Krisis kelaparan semakin parah di Sudan Selatan di tengah konflik dan banjir, kata lembaga pemantau

Pertempuran baru, banjir dan tantangan terhadap akses bantuan memperburuk krisis kemanusiaan, kata lembaga pemantau kelaparan.
Lebih dari 7,55 juta orang di Sudan Selatan akan menghadapi kekurangan gizi selama musim paceklik pada bulan April hingga Juli tahun depan, ketika pasokan makanan biasanya lebih rendah, menurut lembaga pemantau kelaparan global.

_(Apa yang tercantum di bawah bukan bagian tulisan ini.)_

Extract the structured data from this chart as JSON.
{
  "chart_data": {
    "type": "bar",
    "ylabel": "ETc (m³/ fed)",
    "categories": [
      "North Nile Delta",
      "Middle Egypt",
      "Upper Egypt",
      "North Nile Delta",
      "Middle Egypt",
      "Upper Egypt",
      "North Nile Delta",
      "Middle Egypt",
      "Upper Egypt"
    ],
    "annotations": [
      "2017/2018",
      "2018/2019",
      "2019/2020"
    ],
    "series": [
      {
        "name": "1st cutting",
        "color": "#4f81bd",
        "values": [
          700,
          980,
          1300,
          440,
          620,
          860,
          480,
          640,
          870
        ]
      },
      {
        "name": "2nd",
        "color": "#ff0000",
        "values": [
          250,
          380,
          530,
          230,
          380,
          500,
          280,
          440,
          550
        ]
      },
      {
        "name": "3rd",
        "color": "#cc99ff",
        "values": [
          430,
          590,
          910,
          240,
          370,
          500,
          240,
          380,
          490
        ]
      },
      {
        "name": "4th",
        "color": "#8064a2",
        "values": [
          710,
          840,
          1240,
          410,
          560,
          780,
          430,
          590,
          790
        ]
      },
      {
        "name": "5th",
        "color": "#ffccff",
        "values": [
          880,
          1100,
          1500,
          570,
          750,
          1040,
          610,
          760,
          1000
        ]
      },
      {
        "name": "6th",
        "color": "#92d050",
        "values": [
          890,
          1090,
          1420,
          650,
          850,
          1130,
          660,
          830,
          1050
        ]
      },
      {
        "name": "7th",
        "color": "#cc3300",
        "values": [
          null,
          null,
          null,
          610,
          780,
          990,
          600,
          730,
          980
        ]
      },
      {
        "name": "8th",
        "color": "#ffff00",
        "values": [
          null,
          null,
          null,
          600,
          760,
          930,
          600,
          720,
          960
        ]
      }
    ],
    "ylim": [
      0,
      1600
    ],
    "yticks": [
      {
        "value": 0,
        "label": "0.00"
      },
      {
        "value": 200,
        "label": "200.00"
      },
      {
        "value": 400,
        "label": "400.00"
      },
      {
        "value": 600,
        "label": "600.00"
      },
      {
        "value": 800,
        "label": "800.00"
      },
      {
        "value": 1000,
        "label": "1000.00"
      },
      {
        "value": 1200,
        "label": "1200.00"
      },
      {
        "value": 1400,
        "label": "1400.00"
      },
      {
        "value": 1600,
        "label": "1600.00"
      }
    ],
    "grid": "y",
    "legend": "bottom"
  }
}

Klasifikasi Fase Ketahanan Pangan Terpadu (IPC), sebuah badan pengawas keamanan pangan yang didukung PBB, mengeluarkan peringatan keras pada hari Selasa, memproyeksikan bahwa kelaparan akan memburuk secara dramatis dalam beberapa bulan mendatang karena pertikaian antara faksi-faksi politik yang bersaing semakin meningkat dan pendanaan bantuan global berkurang.
Cerita yang Direkomendasikan
daftar 3 itemakhir daftar
Penilaian tersebut muncul ketika negara tersebut berada di ambang perang saudara yang baru menyusul penangguhan saingan politik utamanya dan Wakil Presiden Pertama Riek Machar oleh Presiden Salva Kiir, yang diadili atas tuduhan makar.
Sekitar 5,97 juta warga Sudan Selatan, 42 persen dari populasi yang dianalisis, saat ini menghadapi kekurangan gizi akut, kata IPC.
Sekitar 28.000 orang di Luakpiny Nasir dan Fangak sudah diklasifikasikan hidup dalam kondisi bencana, kategori yang paling parah menurut IPC, di tengah konflik dan banjir yang terus-menerus.
Enam wilayah diperkirakan akan mengalami tingkat kekurangan gizi akut yang paling kritis pada tahun 2026, terutama akibat pengungsian akibat konflik dan terbatasnya akses terhadap makanan, air dan layanan kesehatan, serta penyebaran wabah kolera, kata laporan itu.
Lebih dari 2,1 juta anak balita dan 1,15 juta wanita hamil dan menyusui berisiko mengalami malnutrisi akut pada Juni 2026, katanya.
“Tingkat parahnya kerawanan pangan akut di Sudan Selatan merupakan keprihatinan besar, sehingga memerlukan respons segera dan berskala besar untuk menyelamatkan nyawa,” kata laporan IPC.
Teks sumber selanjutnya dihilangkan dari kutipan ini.